В эдиктах 810 года мы встречаем предписания относительно цветов мантий и длины мечей придворных. Внимание уделяется оттенкам пурпурного цвета одеяний, которые должны были носить министры второго ранга: недопустимо, если они будут недостаточно тёмными. В 818 году появляются правила этикета и поведения по отношению к вышестоящим: в зависимости от ранга чиновника отличался ритуал приветствия главного министра, когда тот входил в помещение, правому и левому министру нужно было податься вперёд на местах и поклониться, более младшие ранги должны были непременно встать, чиновники шестого ранга и ниже – вставали и низко кланялись. Подобные указы выходили с регулярностью, достойной лучшего применения.
Жители столицы, все как один освобождённые от каких-либо серьёзных дел, проводили время, занимаясь тем, что по-настоящему приносило им радость и удовольствие. Они любовались цветами, они сочиняли стихи, они писали друг другу любовные послания; любовь вообще составляла главный смысл их жизни. Они бережно исполняли все ритуалы, продуманные до мельчайших деталей, как будто важнее этого не было ничего на свете.
Так, в «Записках от скуки» описан ритуал вручения фазанов важной персоне:
«Лучше всего их привязывать к сливовой или какой-нибудь другой ветке, когда цветы на ней или еще не распустились, или уже осыпались. Привязывают и к сосне-пятилистнику. Первоначально длина ветки должна равняться шести-семи сяку[17], потом делают ножом косой срез на пять бу[18]. К середине ветки привязывают птицу. Ветки бывают разные: к одним фазанов привязывают за шею, к другим – за ноги. С двух сторон к веткам принято прикреплять нераспутанные побеги вистарии. Усики её следует обрезать по длине маховых перьев птицы и загнуть наподобие бычьих рогов.

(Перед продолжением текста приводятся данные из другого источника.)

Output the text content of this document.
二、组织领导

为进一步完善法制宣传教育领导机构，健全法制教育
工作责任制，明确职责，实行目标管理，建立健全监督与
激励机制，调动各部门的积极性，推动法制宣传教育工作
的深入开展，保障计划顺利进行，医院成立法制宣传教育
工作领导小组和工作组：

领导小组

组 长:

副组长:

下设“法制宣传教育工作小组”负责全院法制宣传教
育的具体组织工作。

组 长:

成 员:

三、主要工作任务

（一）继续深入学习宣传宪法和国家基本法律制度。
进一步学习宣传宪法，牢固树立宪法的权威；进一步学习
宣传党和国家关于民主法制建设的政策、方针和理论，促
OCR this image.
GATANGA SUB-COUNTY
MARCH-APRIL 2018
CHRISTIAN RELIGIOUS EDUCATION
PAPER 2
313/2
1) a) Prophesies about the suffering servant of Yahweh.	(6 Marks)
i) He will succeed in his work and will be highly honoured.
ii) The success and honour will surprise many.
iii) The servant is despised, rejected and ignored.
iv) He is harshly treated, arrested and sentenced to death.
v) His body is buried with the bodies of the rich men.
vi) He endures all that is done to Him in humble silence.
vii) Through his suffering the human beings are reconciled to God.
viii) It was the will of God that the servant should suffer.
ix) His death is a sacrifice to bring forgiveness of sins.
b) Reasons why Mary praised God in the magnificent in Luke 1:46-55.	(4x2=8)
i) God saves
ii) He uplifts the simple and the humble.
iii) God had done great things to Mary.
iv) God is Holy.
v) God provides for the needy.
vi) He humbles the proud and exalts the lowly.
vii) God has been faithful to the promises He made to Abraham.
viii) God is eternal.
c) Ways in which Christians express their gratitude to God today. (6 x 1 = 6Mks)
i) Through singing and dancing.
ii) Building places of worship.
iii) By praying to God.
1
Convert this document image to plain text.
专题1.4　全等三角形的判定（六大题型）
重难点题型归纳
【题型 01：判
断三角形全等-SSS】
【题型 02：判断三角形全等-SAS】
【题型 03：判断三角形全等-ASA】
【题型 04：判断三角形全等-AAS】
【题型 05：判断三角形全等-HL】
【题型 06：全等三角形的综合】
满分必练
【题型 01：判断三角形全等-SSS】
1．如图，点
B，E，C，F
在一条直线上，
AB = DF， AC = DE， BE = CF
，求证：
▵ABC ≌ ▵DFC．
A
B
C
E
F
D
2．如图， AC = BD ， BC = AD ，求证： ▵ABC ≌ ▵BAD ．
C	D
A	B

По первому снегу утром с достоинством входишь в центральные ворота, держа дарственную ветвь на плече. Следуя по каменному настилу под стрехами карниза, ступаешь так, чтобы не оставить следов на снегу, потом выдергиваешь из фазаньего хвоста несколько перьев, разбрасываешь их вокруг и вешаешь птицу на перила дома».
Подобным образом были продуманы ритуалы и регламентированы правила для самых разных действий – от торжественных до повседневных. Беспрекословное соблюдение всех этих правил можно назвать бессмысленной красивой забавой, прекрасной утончённой игрой; но не было ничего важнее этого. О человеке судили по знанию и изяществу исполнения социальных ритуалов. Столь же тщательно были регламентированы привилегии в зависимости от придворного ранга: были установлены цвет костюма, ширина ворот в доме, тип повозки и количество слуг. Мир был изящен с одной стороны, и подчинён бесконечным правилам с другой.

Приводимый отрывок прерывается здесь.